One thing to note about Citra is that it does not work well with older PC hardware and needs relatively powerful x64 or ARM64 processors to run smoothly. As with most emulators, it is also incompatible with some apps and games, which won’t load at all and show only a black screen. Also, note that some of the games that run flawlessly will need file dumps from the actual 3DS console. Citra supports networked local Wi-Fi but does not support connecting to Nintendo’s servers.

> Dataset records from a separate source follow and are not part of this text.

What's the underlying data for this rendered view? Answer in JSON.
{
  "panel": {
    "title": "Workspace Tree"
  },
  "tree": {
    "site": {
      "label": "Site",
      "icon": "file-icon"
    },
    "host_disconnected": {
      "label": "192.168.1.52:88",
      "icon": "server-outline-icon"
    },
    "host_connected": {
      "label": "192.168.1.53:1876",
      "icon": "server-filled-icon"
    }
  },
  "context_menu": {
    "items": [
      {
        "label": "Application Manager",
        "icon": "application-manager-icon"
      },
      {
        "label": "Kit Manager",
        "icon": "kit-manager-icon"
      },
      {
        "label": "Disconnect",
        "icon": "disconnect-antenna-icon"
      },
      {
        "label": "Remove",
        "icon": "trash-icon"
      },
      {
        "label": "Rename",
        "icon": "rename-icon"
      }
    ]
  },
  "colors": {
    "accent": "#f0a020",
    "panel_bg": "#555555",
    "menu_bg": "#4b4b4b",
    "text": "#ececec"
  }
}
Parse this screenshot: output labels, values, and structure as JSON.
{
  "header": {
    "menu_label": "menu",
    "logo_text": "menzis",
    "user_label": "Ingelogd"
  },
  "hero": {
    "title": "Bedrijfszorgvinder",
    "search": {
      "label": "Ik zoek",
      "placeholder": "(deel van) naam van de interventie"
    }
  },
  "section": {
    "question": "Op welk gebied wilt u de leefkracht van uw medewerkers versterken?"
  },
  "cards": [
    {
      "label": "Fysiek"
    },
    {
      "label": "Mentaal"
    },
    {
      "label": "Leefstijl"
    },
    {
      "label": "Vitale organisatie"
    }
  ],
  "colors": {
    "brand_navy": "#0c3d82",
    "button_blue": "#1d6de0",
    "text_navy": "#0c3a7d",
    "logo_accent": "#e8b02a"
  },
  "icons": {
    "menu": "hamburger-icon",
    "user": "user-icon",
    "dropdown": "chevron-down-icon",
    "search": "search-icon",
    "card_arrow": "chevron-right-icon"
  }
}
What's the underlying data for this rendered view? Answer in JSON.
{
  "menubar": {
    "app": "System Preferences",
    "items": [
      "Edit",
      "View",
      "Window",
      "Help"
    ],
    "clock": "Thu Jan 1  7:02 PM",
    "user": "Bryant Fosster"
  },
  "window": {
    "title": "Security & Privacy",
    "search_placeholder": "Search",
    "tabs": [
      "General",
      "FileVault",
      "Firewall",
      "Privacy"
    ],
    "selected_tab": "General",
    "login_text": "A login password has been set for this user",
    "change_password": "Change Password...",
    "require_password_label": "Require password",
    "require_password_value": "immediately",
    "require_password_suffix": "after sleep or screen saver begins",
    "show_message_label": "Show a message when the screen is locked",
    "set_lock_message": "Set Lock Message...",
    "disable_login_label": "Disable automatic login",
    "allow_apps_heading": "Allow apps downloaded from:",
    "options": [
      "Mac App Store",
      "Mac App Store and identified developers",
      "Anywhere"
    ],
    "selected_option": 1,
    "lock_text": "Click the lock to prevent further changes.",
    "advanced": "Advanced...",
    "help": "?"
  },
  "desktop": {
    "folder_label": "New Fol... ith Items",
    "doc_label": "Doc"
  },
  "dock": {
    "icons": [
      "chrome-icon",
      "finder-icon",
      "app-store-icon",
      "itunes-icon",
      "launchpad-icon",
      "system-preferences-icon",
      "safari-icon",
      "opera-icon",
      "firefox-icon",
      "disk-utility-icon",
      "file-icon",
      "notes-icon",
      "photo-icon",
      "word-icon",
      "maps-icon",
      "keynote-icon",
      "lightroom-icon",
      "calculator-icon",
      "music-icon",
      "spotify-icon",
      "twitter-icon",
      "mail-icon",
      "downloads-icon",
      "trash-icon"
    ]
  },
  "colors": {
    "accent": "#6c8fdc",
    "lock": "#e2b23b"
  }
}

- Pros: Open source, Compatible with all Pokémon games, Networking support, Controller support, Multiplayer support, Compatibility with newer Nintendo 3DS games
- Cons: Relatively hardware-intensive
- Platforms: Windows, Mac, Linux, Android
The Best Nintendo DS Emulators to Feed Your Nostalgia
While there are plenty of high-definition games available on all modern platforms, many are still enamored by the charm of the simple, pixelated Nintendo DS games. The Nintendo DS emulators in the list above will help you bring back the glory days of the iconic console even as the Nintendo Switch continues to rack up the sales numbers as we speak. So go ahead, take them for a spin and let us know which Nintendo DS emulator you finally settled on and why.